Poppy read 3 or 4 “Magic Tree House” books this week, and she also read an American Girl book. I thought she’d enjoy them, but sometimes she just doesn’t want to consider things I suggest. Imagine that. Rockford brought “Meet Addy” home from the library for her, though, and she read it in one sitting. Hmph.

History

We’re still doing some review stuff in volume two of “Story of the World” this week. This week’s crafty project was to make a Celtic war axe using a wrapping paper tube and some other cardboard & sundries, but I didn’t have a wrapping paper tube that wasn’t, you know, covered in wrapping paper. So it seems I’ve already gone back to my old, no-craft-doing ways in history. Maybe next week won’t require a wrapping paper tube.

Math

In addition (ha!) to their usual McRuffy lessons, we downloaded Rocket Math for the iPad. I’d like to find an app that allows an administrator to set up the user account, so a second-grader couldn’t play solely on the easiest setting just to rack up points for a sweeter rocket. Hypothetically, I mean.

Pop Quiz

Do your kids use an iPad in their schooling? (Home or otherwise?) How do you deal with the Gimme Gimme Gimme aspect of it? And do you have any must-have education apps?

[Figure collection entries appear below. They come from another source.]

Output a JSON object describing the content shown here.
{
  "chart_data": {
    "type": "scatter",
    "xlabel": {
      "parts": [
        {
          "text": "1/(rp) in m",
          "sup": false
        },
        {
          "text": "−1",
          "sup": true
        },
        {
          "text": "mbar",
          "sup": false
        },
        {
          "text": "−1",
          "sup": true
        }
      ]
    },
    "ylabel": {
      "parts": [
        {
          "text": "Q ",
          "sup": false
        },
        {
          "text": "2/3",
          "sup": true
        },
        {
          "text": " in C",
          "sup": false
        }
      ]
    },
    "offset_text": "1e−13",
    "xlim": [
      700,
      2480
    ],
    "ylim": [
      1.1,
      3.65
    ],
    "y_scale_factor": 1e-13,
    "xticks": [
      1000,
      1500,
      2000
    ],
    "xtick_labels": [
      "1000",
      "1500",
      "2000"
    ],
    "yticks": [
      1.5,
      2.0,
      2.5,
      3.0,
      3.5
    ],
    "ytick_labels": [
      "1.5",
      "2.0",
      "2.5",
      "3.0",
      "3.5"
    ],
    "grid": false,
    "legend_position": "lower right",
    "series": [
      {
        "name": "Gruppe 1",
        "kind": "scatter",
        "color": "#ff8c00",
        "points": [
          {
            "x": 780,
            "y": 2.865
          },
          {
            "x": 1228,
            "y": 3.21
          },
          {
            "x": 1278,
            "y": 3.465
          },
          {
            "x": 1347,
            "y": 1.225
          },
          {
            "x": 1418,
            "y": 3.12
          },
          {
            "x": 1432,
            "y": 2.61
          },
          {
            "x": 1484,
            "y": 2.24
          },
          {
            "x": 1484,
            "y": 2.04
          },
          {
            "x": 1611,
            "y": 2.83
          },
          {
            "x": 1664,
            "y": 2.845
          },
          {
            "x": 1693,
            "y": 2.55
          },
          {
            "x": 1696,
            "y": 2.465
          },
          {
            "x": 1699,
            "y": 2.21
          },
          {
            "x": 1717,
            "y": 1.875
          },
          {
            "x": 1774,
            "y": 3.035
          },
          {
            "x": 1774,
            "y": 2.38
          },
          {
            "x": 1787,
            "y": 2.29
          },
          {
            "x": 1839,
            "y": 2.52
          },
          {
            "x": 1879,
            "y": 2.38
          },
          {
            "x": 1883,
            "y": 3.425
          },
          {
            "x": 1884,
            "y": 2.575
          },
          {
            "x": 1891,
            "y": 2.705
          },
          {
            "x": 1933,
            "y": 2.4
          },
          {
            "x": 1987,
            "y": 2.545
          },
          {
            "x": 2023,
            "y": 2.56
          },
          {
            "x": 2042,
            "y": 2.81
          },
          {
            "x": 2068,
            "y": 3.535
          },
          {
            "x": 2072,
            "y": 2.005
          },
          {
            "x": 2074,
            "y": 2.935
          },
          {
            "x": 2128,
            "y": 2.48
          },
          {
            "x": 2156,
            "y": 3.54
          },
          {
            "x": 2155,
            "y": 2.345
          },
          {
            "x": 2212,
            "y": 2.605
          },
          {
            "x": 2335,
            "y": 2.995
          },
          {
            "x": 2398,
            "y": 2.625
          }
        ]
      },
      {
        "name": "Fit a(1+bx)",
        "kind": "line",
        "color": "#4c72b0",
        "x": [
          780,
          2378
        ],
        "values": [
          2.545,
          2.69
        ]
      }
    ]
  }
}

I was sure I’d read more internet this week

One thing that caught my eye this week

Casting My Vote at Thoughtful Pop was featuring on Five Star Friday last week, so there’s a good chance you’ve already read it. I love what he says and how he says it so much, though, that I wanted to share it here anyway.

Regardless of which side wins, the wars will continue, the bankers will profit, the corporations will grow and the people will be left behind. … But there is at least one big difference that I can see. One side has made it very clear that a vote for them is a vote against women. That side is standing proudly and proclaiming women’s bodies are not entirely their own and something to be legislated against. … Theirs is not a world to which I would choose to subject my daughters.

Regular reads

  • I’ve been reading Jenn Mattern’s Breed ’em and Weep for a billion years. Jenn is a powerful writer who has had a vicious last few years, emotionally and financially. If I were in charge of all the things, she’d be a fabulously wealthy author. Because she writes like this:

    For her part, she loved you without worrying whether you would die and leave her, or whether she would die and leave you. She understood that this dying thing and this living thing are nothing to take personally. She understood that the only way to manage in this life, truly, is to make an afterschool snack for a lovesick granddaughter, and leave the rest to sort itself out.

    I’m in charge of hardly any of the things, sadly, so I’ll just have to keeping hoping good things for Jenn.

  • Natalie Dee writes a web comic, and she gets me. She really, really gets me.
  • Heidi at 101 Cookbooks makes lots of things I’m pretty sure I’ll never make, like rose petal granola and something called black sesame otsu. She takes gorgeous pictures of the food, though, and the way she writes makes me want to hang out in her kitchen.